Incidence and risk factors for blood transfusion in simultaneous bilateral total hip arthroplasty
Xing Wang, Qiang Huang, Fuxing Pei
Department of Orthopaedic Surgery, West China Hospital, Chengdu, Sichuan Province, China
Keywords: Blood transfusion, risk factors, simultaneous bilateral total hip arthroplasty.
Objectives: This study aims to investigate the incidence and risk factors for blood transfusion in patients undergoing simultaneous bilateral total hip arthroplasty (SimBTHA).
Patients and methods: Between January 2011 and June 2021, a total of 341 patients (289 males, 52 females; median age: 53 years; range, 43 to 66 years) who underwent SimBTHA were retrospectively analyzed. The patients were divided into two groups as those who did and did not require allogeneic blood transfusion.
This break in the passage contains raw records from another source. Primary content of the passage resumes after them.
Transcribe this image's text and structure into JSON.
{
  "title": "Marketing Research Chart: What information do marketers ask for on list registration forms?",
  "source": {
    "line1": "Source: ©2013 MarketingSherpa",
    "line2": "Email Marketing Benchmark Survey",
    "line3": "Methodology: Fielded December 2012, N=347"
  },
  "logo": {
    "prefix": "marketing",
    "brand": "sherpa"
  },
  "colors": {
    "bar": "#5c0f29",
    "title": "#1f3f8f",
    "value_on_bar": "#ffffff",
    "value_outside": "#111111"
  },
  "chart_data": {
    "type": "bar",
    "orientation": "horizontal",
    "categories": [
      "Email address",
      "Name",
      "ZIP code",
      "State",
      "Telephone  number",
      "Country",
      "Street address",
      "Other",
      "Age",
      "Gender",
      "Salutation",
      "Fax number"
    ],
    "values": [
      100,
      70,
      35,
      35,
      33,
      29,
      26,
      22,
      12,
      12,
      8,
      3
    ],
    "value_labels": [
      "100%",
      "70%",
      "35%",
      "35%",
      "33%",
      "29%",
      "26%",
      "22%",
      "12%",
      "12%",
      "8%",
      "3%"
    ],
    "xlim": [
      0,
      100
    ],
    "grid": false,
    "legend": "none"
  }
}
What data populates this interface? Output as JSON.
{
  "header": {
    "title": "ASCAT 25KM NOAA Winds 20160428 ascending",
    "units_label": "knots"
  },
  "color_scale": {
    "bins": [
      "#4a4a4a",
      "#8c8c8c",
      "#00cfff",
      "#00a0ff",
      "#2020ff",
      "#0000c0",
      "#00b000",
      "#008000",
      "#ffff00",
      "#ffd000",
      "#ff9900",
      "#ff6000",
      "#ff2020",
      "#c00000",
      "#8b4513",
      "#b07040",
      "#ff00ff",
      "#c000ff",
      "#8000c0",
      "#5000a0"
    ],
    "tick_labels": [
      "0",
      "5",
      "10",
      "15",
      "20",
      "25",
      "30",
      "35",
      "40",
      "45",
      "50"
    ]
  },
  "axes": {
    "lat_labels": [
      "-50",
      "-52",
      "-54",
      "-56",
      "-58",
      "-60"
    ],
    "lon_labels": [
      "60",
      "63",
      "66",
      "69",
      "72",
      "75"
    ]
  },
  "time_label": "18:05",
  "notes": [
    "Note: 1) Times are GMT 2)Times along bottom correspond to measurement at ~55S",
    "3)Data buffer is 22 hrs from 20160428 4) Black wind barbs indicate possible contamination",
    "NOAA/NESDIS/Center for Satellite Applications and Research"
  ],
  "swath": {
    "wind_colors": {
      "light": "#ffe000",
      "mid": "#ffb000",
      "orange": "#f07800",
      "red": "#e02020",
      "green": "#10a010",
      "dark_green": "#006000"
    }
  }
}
Univariate and multivariate logistic regression models were used to identify independent risk factors for transfusion.
Results: The incidence of transfusion in SimBTHA was 12.9%. We found that a higher preoperative hemoglobin level (odds ratio [OR]: 0.91; 95% confidence interval [CI]: 0.86-0.96), tranexamic acid (TXA) use (OR: 0.25; 95% CI: 0.09-0.58), and intraoperative autologous blood transfusion from a closed suction drainage system (OR: 0.30; 95% CI: 0.09-0.80) were protective against the need for transfusion in patients after SimBTHA. In addition, drainage use (OR: 3.52; 95% CI: 1.49-8.32) and intraoperative blood loss (OR: 1.17; 95% CI: 1.04-1.33) were the independent risk factors for blood transfusion.
Conclusion: The risk factors for transfusion after SimBTHA should be evaluated to establish specific, personalized transfusion risk assessments for each individual patient. For SimBTHA, the main risk factors include intraoperative bleeding and the use of drainage tube, while higher preoperative hemoglobin levels, TXA use, and autologous blood transfusion from a closed suction drainage system may reduce transfusion risk.